But in terms of people who’ve actually made their own show a success, only a few really stand out. There’s ex-Geordie Shore star Charlotte Crosby, whose The Charlotte Show has quickly become one of MTV’s flagship programmes, and there is – of course, of course – Gemma Collins, a woman so synonymous with reality TV that she is the subject of more memes (memays) than anyone except, like, Mariah Carey. Collins, surprisingly, has only ever had one special (ITV2’s Diva España which saw her travel to where?
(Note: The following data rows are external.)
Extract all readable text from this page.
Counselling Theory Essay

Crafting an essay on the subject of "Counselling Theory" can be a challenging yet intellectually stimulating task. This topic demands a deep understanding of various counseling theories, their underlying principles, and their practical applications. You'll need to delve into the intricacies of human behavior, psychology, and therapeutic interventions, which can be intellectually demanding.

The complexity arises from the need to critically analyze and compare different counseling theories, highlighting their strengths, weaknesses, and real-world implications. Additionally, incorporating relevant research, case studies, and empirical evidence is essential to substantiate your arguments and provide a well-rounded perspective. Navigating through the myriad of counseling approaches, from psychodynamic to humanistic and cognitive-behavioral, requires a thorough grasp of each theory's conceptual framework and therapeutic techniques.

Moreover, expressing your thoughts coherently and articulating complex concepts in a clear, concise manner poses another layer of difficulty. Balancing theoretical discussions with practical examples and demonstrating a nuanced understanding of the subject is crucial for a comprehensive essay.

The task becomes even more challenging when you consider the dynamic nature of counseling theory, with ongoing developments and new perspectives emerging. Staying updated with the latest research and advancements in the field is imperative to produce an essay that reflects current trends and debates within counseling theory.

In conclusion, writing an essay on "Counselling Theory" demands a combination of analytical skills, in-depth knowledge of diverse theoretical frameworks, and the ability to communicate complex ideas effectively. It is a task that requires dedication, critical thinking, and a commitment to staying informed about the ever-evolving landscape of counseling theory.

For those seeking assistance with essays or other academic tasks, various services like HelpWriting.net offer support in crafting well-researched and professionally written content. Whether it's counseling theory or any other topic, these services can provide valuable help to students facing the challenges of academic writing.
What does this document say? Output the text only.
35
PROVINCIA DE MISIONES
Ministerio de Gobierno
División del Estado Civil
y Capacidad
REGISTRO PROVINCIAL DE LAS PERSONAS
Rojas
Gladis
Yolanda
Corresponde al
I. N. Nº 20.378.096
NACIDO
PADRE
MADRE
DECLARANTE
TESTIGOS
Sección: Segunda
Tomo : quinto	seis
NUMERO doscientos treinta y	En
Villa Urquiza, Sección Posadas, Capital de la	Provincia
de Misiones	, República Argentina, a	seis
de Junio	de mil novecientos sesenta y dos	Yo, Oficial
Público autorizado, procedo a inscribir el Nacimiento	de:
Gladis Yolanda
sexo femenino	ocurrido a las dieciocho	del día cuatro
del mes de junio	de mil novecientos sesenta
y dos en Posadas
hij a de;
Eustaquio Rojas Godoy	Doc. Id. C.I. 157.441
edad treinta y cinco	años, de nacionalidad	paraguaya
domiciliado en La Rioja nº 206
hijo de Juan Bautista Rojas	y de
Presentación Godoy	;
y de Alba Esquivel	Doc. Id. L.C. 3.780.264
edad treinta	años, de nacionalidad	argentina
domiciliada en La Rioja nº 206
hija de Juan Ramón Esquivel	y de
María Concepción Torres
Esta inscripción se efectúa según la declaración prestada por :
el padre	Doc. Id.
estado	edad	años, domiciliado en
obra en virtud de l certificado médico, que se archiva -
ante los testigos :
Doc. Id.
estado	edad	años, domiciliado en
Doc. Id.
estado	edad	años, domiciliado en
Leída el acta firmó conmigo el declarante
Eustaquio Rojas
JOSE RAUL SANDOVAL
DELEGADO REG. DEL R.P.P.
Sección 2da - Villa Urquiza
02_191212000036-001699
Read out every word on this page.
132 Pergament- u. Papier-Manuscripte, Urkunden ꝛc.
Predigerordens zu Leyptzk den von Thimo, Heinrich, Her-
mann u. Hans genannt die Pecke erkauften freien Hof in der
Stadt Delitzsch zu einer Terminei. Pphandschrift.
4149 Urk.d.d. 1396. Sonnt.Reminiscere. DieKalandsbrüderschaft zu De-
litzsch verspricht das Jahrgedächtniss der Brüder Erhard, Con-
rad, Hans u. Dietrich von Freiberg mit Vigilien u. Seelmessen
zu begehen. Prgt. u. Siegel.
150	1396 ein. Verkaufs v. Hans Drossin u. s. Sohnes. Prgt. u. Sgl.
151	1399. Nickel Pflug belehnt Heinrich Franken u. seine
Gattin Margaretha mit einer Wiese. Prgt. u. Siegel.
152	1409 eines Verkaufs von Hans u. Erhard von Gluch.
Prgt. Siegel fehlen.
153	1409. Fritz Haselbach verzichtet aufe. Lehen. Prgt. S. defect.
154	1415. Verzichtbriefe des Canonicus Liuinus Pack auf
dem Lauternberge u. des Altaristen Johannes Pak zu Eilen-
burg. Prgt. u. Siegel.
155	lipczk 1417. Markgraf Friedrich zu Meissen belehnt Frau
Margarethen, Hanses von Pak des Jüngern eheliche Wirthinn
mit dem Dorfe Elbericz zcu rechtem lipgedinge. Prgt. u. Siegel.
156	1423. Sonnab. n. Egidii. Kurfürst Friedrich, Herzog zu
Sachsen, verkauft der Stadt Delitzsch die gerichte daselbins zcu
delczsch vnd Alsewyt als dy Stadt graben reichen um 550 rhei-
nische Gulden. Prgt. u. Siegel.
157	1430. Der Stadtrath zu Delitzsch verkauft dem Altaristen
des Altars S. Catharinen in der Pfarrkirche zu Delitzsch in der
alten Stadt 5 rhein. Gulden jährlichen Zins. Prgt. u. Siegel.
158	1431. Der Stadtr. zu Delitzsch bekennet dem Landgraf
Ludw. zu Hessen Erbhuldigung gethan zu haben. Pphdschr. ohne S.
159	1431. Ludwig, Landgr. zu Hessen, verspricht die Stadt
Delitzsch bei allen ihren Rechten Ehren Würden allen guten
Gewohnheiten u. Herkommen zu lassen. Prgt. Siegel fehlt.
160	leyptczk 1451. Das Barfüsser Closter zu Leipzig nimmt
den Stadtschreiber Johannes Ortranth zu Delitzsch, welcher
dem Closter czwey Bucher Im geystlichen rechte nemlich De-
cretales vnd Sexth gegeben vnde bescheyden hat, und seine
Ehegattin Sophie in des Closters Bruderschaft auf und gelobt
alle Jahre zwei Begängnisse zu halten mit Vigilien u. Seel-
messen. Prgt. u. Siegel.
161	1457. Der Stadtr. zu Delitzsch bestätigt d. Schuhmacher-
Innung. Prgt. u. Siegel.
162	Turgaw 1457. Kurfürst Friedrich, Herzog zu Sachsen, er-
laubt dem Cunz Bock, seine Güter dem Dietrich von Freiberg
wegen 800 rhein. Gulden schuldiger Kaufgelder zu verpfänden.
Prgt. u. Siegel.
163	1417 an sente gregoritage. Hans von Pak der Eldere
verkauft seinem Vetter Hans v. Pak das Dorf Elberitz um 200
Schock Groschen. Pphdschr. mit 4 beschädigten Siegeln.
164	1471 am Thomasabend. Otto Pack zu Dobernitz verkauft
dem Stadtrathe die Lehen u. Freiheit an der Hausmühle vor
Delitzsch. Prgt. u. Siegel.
Marbs, babes) but her first full blown series Diva Forever will air this year, cementing her status as one of the most successful reality stars in the country.

Cracking your own show is a pretty straight route to reality TV omnipresence on your own terms, but it is, of course, not the only way. We live in a world where Instagram dominance is almost as important as TV exposure, and it’s made huge stars out of Dani Dyer, Holly Hagan, Megan Barton-Hanson and loads of others. Elsewhere, reality TV personalities have gone on to become bonafide presenters – think X Factor’s Rylan, now a Radio 2 DJ, or Scarlett Moffat, formerly of Gogglebox and an I’m a Celebrity winner, who now also appears on Ant and Dec’s Saturday Night Takeaway, and fronts the I’m a Celebrity companion show.

There are lots of ways, therefore, to remain in the public consciousness as a reality star. But just as sure as the tide comes in and out and the sun rises and falls, that reality TV ecosystem, with its crude panel shows, cringe dating formats, and embarrassing dance competitions, will keep on turning round and round – and we’ll never be able to get enough of it.